Quinine, one of the most important drugs known to man, is obtained from the dried bark of an evergreen tree native to South America.
According to the Guinness Book of World Records, the single-seeded fruit of the giant fan palm, or Lodoicea maldivica, can weigh 44 lbs. Commonly known as the double coconut or coco de mer, it is found in the wild only in the Seychelles Islands, off the coast of India.
James Markham obtained the first patent ever issued for a tree in 1932. The patent was for a peach tree.
Rice paper isn't made from rice but from a small tree which grows on the island of Formosa (Taiwan).
Tea was so expensive, when first imported into Europe during the early 17th century, that it was kept locked in wooden boxes.
The California Redwood, more correctly called the Giant Sequoia, is the tallest and largest living organism on Earth.

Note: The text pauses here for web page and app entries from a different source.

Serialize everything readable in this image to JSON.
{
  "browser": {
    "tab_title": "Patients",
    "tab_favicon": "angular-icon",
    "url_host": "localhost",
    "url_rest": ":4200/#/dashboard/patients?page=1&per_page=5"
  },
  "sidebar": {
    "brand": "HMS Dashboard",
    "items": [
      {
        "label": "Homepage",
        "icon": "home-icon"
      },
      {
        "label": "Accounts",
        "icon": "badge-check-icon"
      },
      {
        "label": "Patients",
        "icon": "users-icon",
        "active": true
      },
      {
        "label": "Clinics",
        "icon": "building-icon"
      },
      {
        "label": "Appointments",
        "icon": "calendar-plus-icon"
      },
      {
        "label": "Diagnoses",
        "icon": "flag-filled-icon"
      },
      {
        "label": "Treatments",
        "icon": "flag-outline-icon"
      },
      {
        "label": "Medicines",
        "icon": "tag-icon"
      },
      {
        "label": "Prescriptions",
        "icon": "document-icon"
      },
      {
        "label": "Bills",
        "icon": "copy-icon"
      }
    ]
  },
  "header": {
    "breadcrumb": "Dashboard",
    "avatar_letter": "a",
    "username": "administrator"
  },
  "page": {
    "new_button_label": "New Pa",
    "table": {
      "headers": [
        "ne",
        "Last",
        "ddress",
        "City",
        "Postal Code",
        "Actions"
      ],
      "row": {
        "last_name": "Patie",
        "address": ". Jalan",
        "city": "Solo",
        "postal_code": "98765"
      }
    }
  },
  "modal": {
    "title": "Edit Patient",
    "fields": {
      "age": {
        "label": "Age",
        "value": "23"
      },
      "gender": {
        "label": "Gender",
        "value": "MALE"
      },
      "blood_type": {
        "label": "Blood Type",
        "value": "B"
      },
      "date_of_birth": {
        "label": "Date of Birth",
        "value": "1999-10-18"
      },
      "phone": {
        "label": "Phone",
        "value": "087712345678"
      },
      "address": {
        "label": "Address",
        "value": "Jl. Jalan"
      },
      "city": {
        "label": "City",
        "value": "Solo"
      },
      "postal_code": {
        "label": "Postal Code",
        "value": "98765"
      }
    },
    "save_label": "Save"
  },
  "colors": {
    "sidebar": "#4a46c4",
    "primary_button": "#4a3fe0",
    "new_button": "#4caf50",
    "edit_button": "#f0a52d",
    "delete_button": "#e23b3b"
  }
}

The oldest known living thing is not a giant Redwood, but rather a Bristlecone Pine in the White Mountains of California, with an age estimated at 4,600 years.
The pineapple was a symbol of hospitality and welcome during the 18th and 19th centuries, which explains why one sees so many pineapple motif door knockers in New England. Seafarers of the era brought pineapples home as favored gifts.
Salicylic acid, derived from Willow bark, has been used as a pain remedy for over 2,500 years. The Greeks first discovered the bark’s therapeutic power. You probably know Salicylic acid better as aspirin.
The Rose family, in addition to the well known flower, includes apples, cherries, pears, plums, almonds, apricots and peaches.
Bamboo, which can reach 130 feet or more in height, is not a tree. It is actually the world’s tallest growing grass.
(1) During the USS Constitution’s battle engagement with HMS Guerriere on August 19, 1812, an unidentified sailor reportedly exclaimed, “Huzzah, her sides are made of iron!” after British cannonballs appeared to bounce off the American frigate’s thick wooden hull. The 18-pound British cannonballs were simply unable to penetrate Constitution’s hull, which reaches a thickness of 25 inches at the waterline. Her hull comprises three layers of Oak: Live Oak for the frames, or middle layer, and White Oak for the planking on either side of the Live Oak. The USS Constitution defeated four frigates of the mighty British navy during the War of 1812, including two in a single day, prompting the British Admiralty to issue an order that future one-on-one engagements with the Americans be avoided if at all possible. The USS Constitution, today permanently berthed in Boston Harbor, was launched on October 21, 1797 and—befitting her Live Oak framing—is the world’s oldest commissioned warship.